Emerging pollutants are typically chemicals present at low concentrations but which may have harmful effects on aquatic organisms or those that feed on them. They are not necessarily new chemicals. Emerging pollutants can be defined as pollutants that are currently not included in routine monitoring programmes at the European level and which may be candidates for future regulation, depending on research on their (eco)toxicity, potential health effects and public perception and on monitoring data regarding their occurrence in the various environmental compartments. Examples from the list of emerging substances are surfactants, flame retardants, pharmaceuticals and personal care products, gasoline additives and their degradation products, biocides, polar pesticides and their degradation products and various proven or suspected endocrine disrupting compounds (EDCs) (http://www.norman-network.net/?q=node/19). Such pollutants are not currently covered by EU legislation but the WFD provides a mechanism by which concentrations in the aquatic environment can be controlled.

Plastic in the environment is another emerging issue, especially the impacts of micro-plastics in the environment.
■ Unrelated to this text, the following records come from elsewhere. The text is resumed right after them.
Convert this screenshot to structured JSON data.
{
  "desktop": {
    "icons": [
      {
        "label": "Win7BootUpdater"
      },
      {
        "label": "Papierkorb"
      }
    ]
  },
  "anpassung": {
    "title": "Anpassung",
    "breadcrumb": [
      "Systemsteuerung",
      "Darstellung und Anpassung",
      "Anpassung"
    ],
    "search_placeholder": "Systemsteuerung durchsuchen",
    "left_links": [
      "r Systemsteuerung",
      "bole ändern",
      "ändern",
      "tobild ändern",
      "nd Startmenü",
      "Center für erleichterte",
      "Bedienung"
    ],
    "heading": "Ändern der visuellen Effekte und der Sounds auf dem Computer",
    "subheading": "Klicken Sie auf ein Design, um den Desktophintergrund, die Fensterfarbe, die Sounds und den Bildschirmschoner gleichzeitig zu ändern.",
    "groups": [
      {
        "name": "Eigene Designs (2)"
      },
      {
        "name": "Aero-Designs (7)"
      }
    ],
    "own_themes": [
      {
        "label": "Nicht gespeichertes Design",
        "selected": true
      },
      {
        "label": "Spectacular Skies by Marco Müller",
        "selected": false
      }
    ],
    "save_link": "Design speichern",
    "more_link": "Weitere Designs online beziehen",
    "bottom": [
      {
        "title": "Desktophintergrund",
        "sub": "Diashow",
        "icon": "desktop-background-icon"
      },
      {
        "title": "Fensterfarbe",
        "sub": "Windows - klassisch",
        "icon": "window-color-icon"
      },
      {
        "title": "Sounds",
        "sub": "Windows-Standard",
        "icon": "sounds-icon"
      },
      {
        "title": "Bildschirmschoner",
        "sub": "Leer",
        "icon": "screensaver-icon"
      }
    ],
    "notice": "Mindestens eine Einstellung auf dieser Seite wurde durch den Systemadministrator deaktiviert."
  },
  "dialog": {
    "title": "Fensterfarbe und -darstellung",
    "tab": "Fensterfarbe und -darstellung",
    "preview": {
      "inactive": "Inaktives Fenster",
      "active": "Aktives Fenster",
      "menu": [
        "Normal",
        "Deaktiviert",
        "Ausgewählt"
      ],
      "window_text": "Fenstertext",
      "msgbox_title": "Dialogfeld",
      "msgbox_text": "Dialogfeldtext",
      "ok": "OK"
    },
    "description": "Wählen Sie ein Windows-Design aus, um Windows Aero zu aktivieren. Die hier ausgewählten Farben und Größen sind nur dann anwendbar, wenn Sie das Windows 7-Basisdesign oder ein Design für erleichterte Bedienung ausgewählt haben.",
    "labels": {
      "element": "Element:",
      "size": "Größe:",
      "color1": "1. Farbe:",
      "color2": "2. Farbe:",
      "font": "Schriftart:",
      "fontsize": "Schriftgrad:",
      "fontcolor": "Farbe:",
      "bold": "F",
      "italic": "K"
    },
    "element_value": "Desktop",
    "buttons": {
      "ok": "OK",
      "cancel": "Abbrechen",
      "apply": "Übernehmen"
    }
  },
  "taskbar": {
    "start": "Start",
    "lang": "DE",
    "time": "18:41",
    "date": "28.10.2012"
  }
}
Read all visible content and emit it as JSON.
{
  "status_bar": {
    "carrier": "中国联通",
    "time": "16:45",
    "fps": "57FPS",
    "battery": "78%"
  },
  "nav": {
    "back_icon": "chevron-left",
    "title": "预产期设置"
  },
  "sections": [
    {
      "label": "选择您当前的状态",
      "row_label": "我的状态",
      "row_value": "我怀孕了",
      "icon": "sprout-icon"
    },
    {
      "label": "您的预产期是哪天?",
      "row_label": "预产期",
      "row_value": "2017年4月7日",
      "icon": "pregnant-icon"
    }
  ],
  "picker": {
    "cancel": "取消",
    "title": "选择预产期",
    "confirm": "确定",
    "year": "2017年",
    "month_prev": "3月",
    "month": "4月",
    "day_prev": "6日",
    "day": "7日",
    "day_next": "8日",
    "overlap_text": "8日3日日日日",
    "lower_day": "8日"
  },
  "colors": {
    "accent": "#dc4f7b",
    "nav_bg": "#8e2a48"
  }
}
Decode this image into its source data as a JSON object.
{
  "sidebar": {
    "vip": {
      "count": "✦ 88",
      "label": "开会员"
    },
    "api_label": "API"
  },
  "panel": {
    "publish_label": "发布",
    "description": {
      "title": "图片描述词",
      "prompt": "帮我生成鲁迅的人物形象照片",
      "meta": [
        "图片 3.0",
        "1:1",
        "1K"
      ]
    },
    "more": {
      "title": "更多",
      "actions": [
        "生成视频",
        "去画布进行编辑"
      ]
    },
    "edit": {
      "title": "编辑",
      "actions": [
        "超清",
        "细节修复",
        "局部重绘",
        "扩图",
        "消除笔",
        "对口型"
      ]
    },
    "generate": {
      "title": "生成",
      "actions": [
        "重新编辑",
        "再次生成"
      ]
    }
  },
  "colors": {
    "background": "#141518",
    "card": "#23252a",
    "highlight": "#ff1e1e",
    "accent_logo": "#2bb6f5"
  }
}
Micro-plastics are pieces of plastic than have been scoured and degraded and are generally defined as being less than 5 mm in size. They have been recognised as a widespread contaminant in the marine environment (GESAMP, 2015) but their relevance is being increasingly discussed also for freshwaters. Research into the impacts from micro-plastics is under way. So far, European water legislation does not control the sources of micro-plastics, their pathways from land through wastewater treatment plants or from diffuse sources. 

Antimicrobial resistance (AMR) is a phenomenon highly relevant for human health. It refers to the acquired resistance of a microorganism to an antimicrobial drug that was originally effective for treatment of infections caused by it. Resistant microorganisms are able to withstand attack by antimicrobial drugs (e.g. antibiotics), so that standard treatments become ineffective and infections persist, increasing the risk of spread to others (WHO 2015). This novel risk in the aquatic environment is at an early stage of research, but some recent work shows that increases in number of AMR bacteria could be associated with the proximity to wastewater treatment plants (Amos et al 2014, 2015).